The Time Traveler's Wife

The Time Traveler’s Wife is a movie for people who aren’t really that into time travel. It avoids getting bogged down in the sci-fi specifics of its premise, in which a man named Henry (Eric Bana) spends his entire life jumping through time from one year to the next, and instead focuses on the emotional impact that has. The result is a film that’s kind of like The Notebook meets Quantum Leap, and not just because it co-stars Rachel McAdams. Yet director Robert Schwentke’s approach to Henry’s never ending time travel dilemma is simple and sentimental. After a summer full of overly complicated and utterly empty robotic explosions, it’s a welcome relief.

Unfortunately before it can get good, Time Traveler’s Wife begins with one of the worst cinematic sins. If there are people in a car and they’re happy, we know they’re going to die. It’s a scene that’s been done to death so many times it’s expected. No one ever shows families riding around on screen unless something horrible is about to happen to them. It’s a cliché well past its expiration date, but it’s on full display here as six-year-old Henry’s first leap through time happens to help him escape danger. Luckily the clichés stop there, mostly. Stick with it.

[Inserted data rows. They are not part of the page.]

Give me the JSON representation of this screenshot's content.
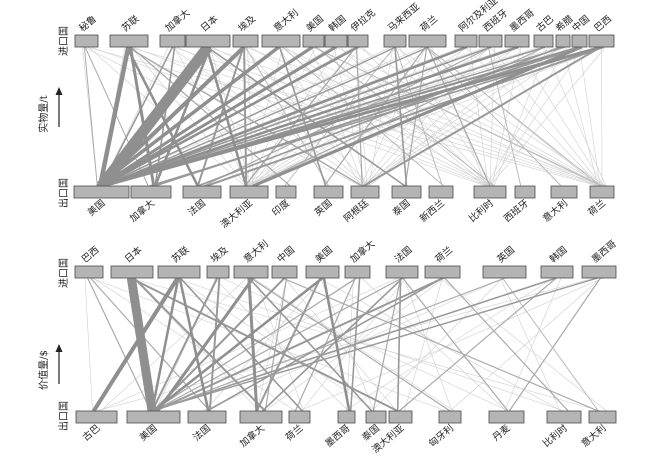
{
  "axis_labels": {
    "importers": "进口国",
    "exporters": "出口国",
    "volume": "实物量/t",
    "value": "价值量/$"
  },
  "volume_panel": {
    "importers": [
      "秘鲁",
      "苏联",
      "加拿大",
      "日本",
      "埃及",
      "意大利",
      "美国",
      "韩国",
      "伊拉克",
      "马来西亚",
      "荷兰",
      "阿尔及利亚",
      "西班牙",
      "墨西哥",
      "古巴",
      "希腊",
      "中国",
      "巴西"
    ],
    "exporters": [
      "美国",
      "加拿大",
      "法国",
      "澳大利亚",
      "印度",
      "英国",
      "阿根廷",
      "泰国",
      "新西兰",
      "比利时",
      "西班牙",
      "意大利",
      "荷兰"
    ]
  },
  "value_panel": {
    "importers": [
      "巴西",
      "日本",
      "苏联",
      "埃及",
      "意大利",
      "中国",
      "美国",
      "加拿大",
      "法国",
      "荷兰",
      "英国",
      "韩国",
      "墨西哥"
    ],
    "exporters": [
      "古巴",
      "美国",
      "法国",
      "加拿大",
      "荷兰",
      "墨西哥",
      "泰国",
      "澳大利亚",
      "匈牙利",
      "丹麦",
      "比利时",
      "意大利"
    ]
  }
}
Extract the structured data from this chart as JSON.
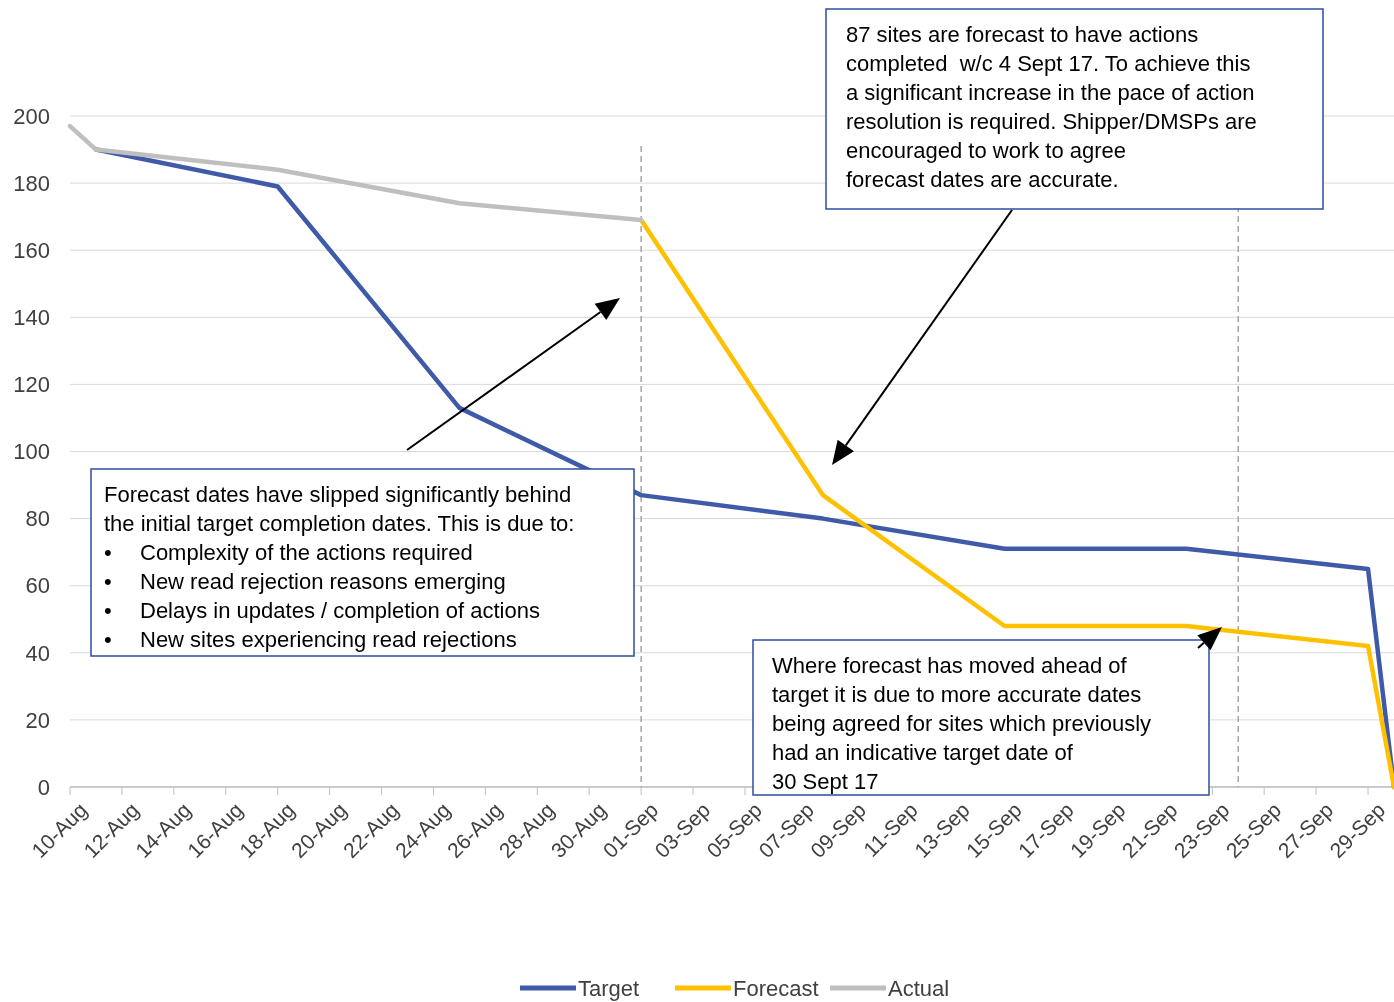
{
  "chart_data": {
    "type": "line",
    "xlim": [
      "--08-10",
      "--09-30"
    ],
    "xticks": [
      {
        "value": "--08-10",
        "label": "10-Aug"
      },
      {
        "value": "--08-12",
        "label": "12-Aug"
      },
      {
        "value": "--08-14",
        "label": "14-Aug"
      },
      {
        "value": "--08-16",
        "label": "16-Aug"
      },
      {
        "value": "--08-18",
        "label": "18-Aug"
      },
      {
        "value": "--08-20",
        "label": "20-Aug"
      },
      {
        "value": "--08-22",
        "label": "22-Aug"
      },
      {
        "value": "--08-24",
        "label": "24-Aug"
      },
      {
        "value": "--08-26",
        "label": "26-Aug"
      },
      {
        "value": "--08-28",
        "label": "28-Aug"
      },
      {
        "value": "--08-30",
        "label": "30-Aug"
      },
      {
        "value": "--09-01",
        "label": "01-Sep"
      },
      {
        "value": "--09-03",
        "label": "03-Sep"
      },
      {
        "value": "--09-05",
        "label": "05-Sep"
      },
      {
        "value": "--09-07",
        "label": "07-Sep"
      },
      {
        "value": "--09-09",
        "label": "09-Sep"
      },
      {
        "value": "--09-11",
        "label": "11-Sep"
      },
      {
        "value": "--09-13",
        "label": "13-Sep"
      },
      {
        "value": "--09-15",
        "label": "15-Sep"
      },
      {
        "value": "--09-17",
        "label": "17-Sep"
      },
      {
        "value": "--09-19",
        "label": "19-Sep"
      },
      {
        "value": "--09-21",
        "label": "21-Sep"
      },
      {
        "value": "--09-23",
        "label": "23-Sep"
      },
      {
        "value": "--09-25",
        "label": "25-Sep"
      },
      {
        "value": "--09-27",
        "label": "27-Sep"
      },
      {
        "value": "--09-29",
        "label": "29-Sep"
      }
    ],
    "ylim": [
      0,
      200
    ],
    "yticks": [
      0,
      20,
      40,
      60,
      80,
      100,
      120,
      140,
      160,
      180,
      200
    ],
    "grid": "y",
    "legend": "bottom",
    "line_style": "solid",
    "series": [
      {
        "name": "Target",
        "color": "#3f5aa8",
        "x": [
          "--08-11",
          "--08-18",
          "--08-25",
          "--09-01",
          "--09-08",
          "--09-15",
          "--09-22",
          "--09-29",
          "--09-30"
        ],
        "values": [
          190,
          179,
          113,
          87,
          80,
          71,
          71,
          65,
          0
        ]
      },
      {
        "name": "Forecast",
        "color": "#ffc000",
        "x": [
          "--09-01",
          "--09-08",
          "--09-15",
          "--09-22",
          "--09-29",
          "--09-30"
        ],
        "values": [
          169,
          87,
          48,
          48,
          42,
          0
        ]
      },
      {
        "name": "Actual",
        "color": "#bfbfbf",
        "x": [
          "--08-10",
          "--08-11",
          "--08-18",
          "--08-25",
          "--09-01"
        ],
        "values": [
          197,
          190,
          184,
          174,
          169
        ]
      }
    ],
    "ref_lines": [
      {
        "axis": "x",
        "value": "--09-01",
        "color": "#a6a6a6",
        "line_style": "dashed"
      },
      {
        "axis": "x",
        "value": "--09-24",
        "color": "#a6a6a6",
        "line_style": "dashed"
      }
    ],
    "annotations": [
      "Forecast dates have slipped significantly behind\nthe initial target completion dates. This is due to:\n•\tComplexity of the actions required\n•\tNew read rejection reasons emerging\n•\tDelays in updates / completion of actions\n•\tNew sites experiencing read rejections",
      "87 sites are forecast to have actions\ncompleted  w/c 4 Sept 17. To achieve this\na significant increase in the pace of action\nresolution is required. Shipper/DMSPs are\nencouraged to work to agree\nforecast dates are accurate.",
      "Where forecast has moved ahead of\ntarget it is due to more accurate dates\nbeing agreed for sites which previously\nhad an indicative target date of\n30 Sept 17"
    ]
  }
}
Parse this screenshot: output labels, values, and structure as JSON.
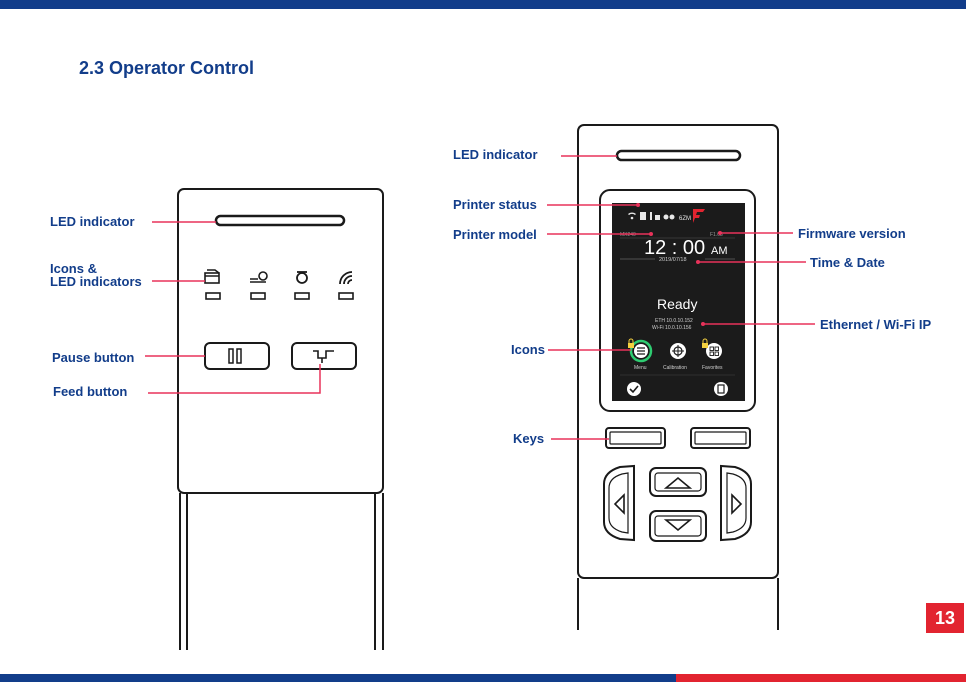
{
  "page": {
    "section_title": "2.3 Operator Control",
    "page_number": "13"
  },
  "left_panel": {
    "labels": {
      "led": "LED indicator",
      "icons_line1": "Icons &",
      "icons_line2": "LED indicators",
      "pause": "Pause button",
      "feed": "Feed button"
    }
  },
  "right_panel": {
    "labels": {
      "led": "LED indicator",
      "status": "Printer status",
      "model": "Printer model",
      "icons": "Icons",
      "keys": "Keys",
      "firmware": "Firmware version",
      "time_date": "Time & Date",
      "ip": "Ethernet / Wi-Fi IP"
    },
    "screen": {
      "status_text": "6ZM",
      "model_text": "MX240",
      "firmware_text": "F1.03",
      "time": "12 : 00",
      "ampm": "AM",
      "date": "2019/07/18",
      "state": "Ready",
      "eth_ip": "ETH 10.0.10.152",
      "wifi_ip": "Wi-Fi 10.0.10.156",
      "menu_label": "Menu",
      "calibration_label": "Calibration",
      "favorites_label": "Favorites"
    }
  },
  "colors": {
    "brand_blue": "#123d8a",
    "accent_red": "#e22430",
    "callout_line": "#e8325a",
    "screen_bg": "#1b1b1b"
  }
}
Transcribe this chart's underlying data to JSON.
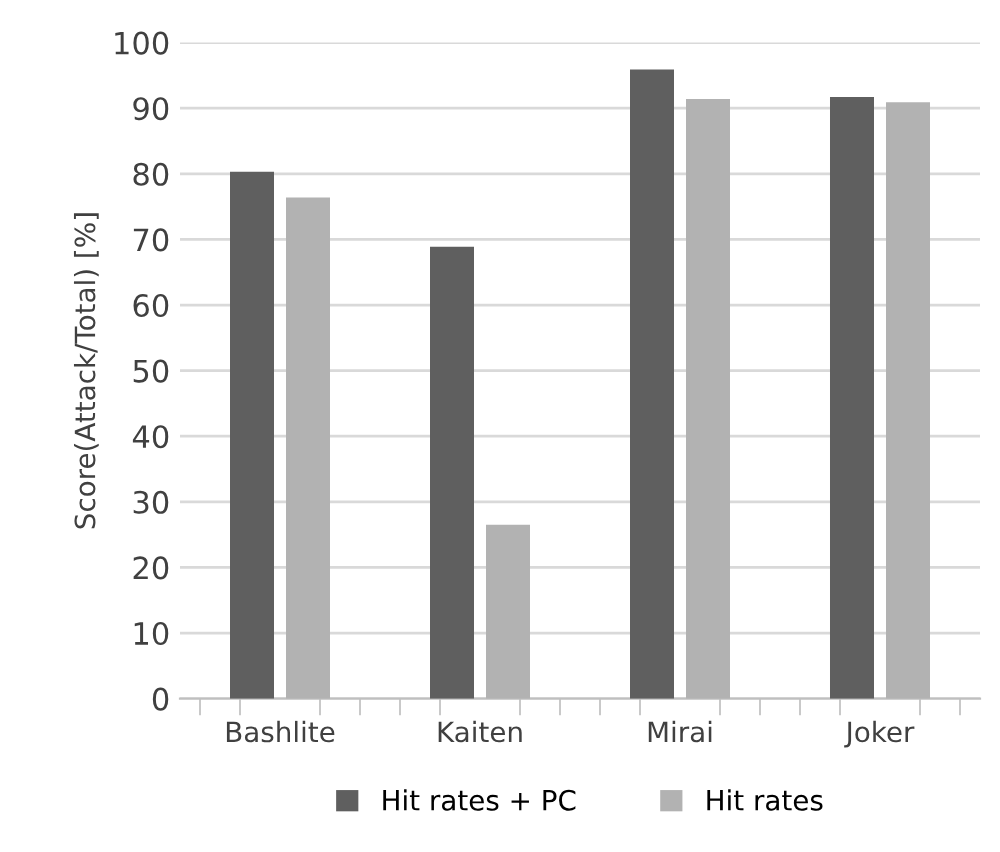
{
  "chart_data": {
    "type": "bar",
    "ylabel": "Score(Attack/Total) [%]",
    "categories": [
      "Bashlite",
      "Kaiten",
      "Mirai",
      "Joker"
    ],
    "series": [
      {
        "name": "Hit rates + PC",
        "color": "#5f5f5f",
        "values": [
          80.3,
          68.9,
          95.9,
          91.7
        ]
      },
      {
        "name": "Hit rates",
        "color": "#b2b2b2",
        "values": [
          76.4,
          26.5,
          91.4,
          90.9
        ]
      }
    ],
    "ylim": [
      0,
      100
    ],
    "yticks": [
      0,
      10,
      20,
      30,
      40,
      50,
      60,
      70,
      80,
      90,
      100
    ],
    "grid": "y",
    "legend": "bottom"
  }
}
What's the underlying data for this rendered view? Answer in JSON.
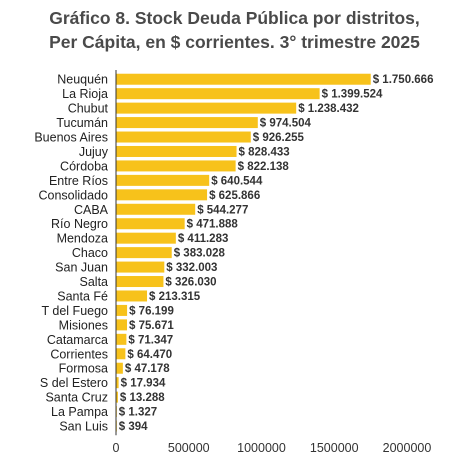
{
  "title_lines": [
    "Gráfico 8. Stock Deuda Pública por distritos,",
    "Per Cápita, en $ corrientes. 3° trimestre 2025"
  ],
  "colors": {
    "bar": "#F7C21B",
    "axis": "#333333"
  },
  "chart_data": {
    "type": "bar",
    "orientation": "horizontal",
    "title": "Gráfico 8. Stock Deuda Pública por distritos, Per Cápita, en $ corrientes. 3° trimestre 2025",
    "categories": [
      "Neuquén",
      "La Rioja",
      "Chubut",
      "Tucumán",
      "Buenos Aires",
      "Jujuy",
      "Córdoba",
      "Entre Ríos",
      "Consolidado",
      "CABA",
      "Río Negro",
      "Mendoza",
      "Chaco",
      "San Juan",
      "Salta",
      "Santa Fé",
      "T del Fuego",
      "Misiones",
      "Catamarca",
      "Corrientes",
      "Formosa",
      "S del Estero",
      "Santa Cruz",
      "La Pampa",
      "San Luis"
    ],
    "values": [
      1750666,
      1399524,
      1238432,
      974504,
      926255,
      828433,
      822138,
      640544,
      625866,
      544277,
      471888,
      411283,
      383028,
      332003,
      326030,
      213315,
      76199,
      75671,
      71347,
      64470,
      47178,
      17934,
      13288,
      1327,
      394
    ],
    "value_labels": [
      "$ 1.750.666",
      "$ 1.399.524",
      "$ 1.238.432",
      "$ 974.504",
      "$ 926.255",
      "$ 828.433",
      "$ 822.138",
      "$ 640.544",
      "$ 625.866",
      "$ 544.277",
      "$ 471.888",
      "$ 411.283",
      "$ 383.028",
      "$ 332.003",
      "$ 326.030",
      "$ 213.315",
      "$ 76.199",
      "$ 75.671",
      "$ 71.347",
      "$ 64.470",
      "$ 47.178",
      "$ 17.934",
      "$ 13.288",
      "$ 1.327",
      "$ 394"
    ],
    "x_ticks": [
      0,
      500000,
      1000000,
      1500000,
      2000000
    ],
    "x_tick_labels": [
      "0",
      "500000",
      "1000000",
      "1500000",
      "2000000"
    ],
    "xlim": [
      0,
      2000000
    ],
    "xlabel": "",
    "ylabel": "",
    "grid": false,
    "legend": "none"
  }
}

Henry grows up, never knowing when he’ll fade from sight only to reappear in a different decade, leaving a pile of clothes behind. As any good time traveler knows, you can’t take your pants and so Henry’s life is one of constant nudity. He fades away, appears somewhere else, and instantly begins a mad dash to find underwear. He’s forced to become a thief and an expert lock pick, smashing car windows and breaking down doors to grab covering wherever he can find it. Sometimes he’s lucky and he’s drawn back to familiar places, places where he’s learned to leave clothing. Like gravity, certain locations draw him to them and he’ll jump back to them over and over again, sometimes in different years, sometimes into the same year where he’ll bizarrely, encounter an older or younger version of himself.

But Henry’s time traveling adventures aren’t really the focus of this story and we see them only in brief glimpses because soon, he meets a girl. When Clare sees him in the Library where fortunately, he had clothing stashed amongst the books, she’s known him his entire life. To him, she’s a perfect stranger. Year later during her first meeting with him, their roles are reversed. And so their romance travels in strange loops of disjointed moments, their love controlled by fate. Clare struggles to accept that she never knows when he’ll be there or for that matter how old he’ll be when he is, and Henry keeps jumping through time, out of control and headed for a future which cannot be escaped.

It sounds complicated but the specifics don’t matter. All that matters is that Henry appears, disappears, and can’t control when it happens. He gets married, tries to have a family, tries to grow old, but no matter how hard he and Clare try nothing is ever normal. It’s a strange problem with a very simple, love conquers all message. It’s the movie Benjamin Button should have been, the story of people connecting and holding on, an intimate portrayal of family life repeatedly interrupted by bizarre events. If there’s a failing in the film it’s that it often pulls away when it should push. It’s a tear-jerker, sure, but it could easily have left the audience a complete and total wreck. Instead it holds back, minimizing some of the more dire aspects of the book it’s based on, and passing up opportunities to show the darkest side of Henry’s problem. The consequences of the life he’s forced to live are blunted, in favor of focusing on his relationship with Clare, home alone again.

Yet The Time Traveler’s Wife earns its tears and perhaps by dulling some of the story’s edge we’re saved from a tale which might otherwise have slid past beautifully bittersweet into the realm of disturbingly dark depression. Instead it’s a sad but satisfyingly romantic tale of two people whose love is a slave to the cruel whims of unpredictable chance. Grab a box of Kleenex and drown happily in star-crossed sentiment.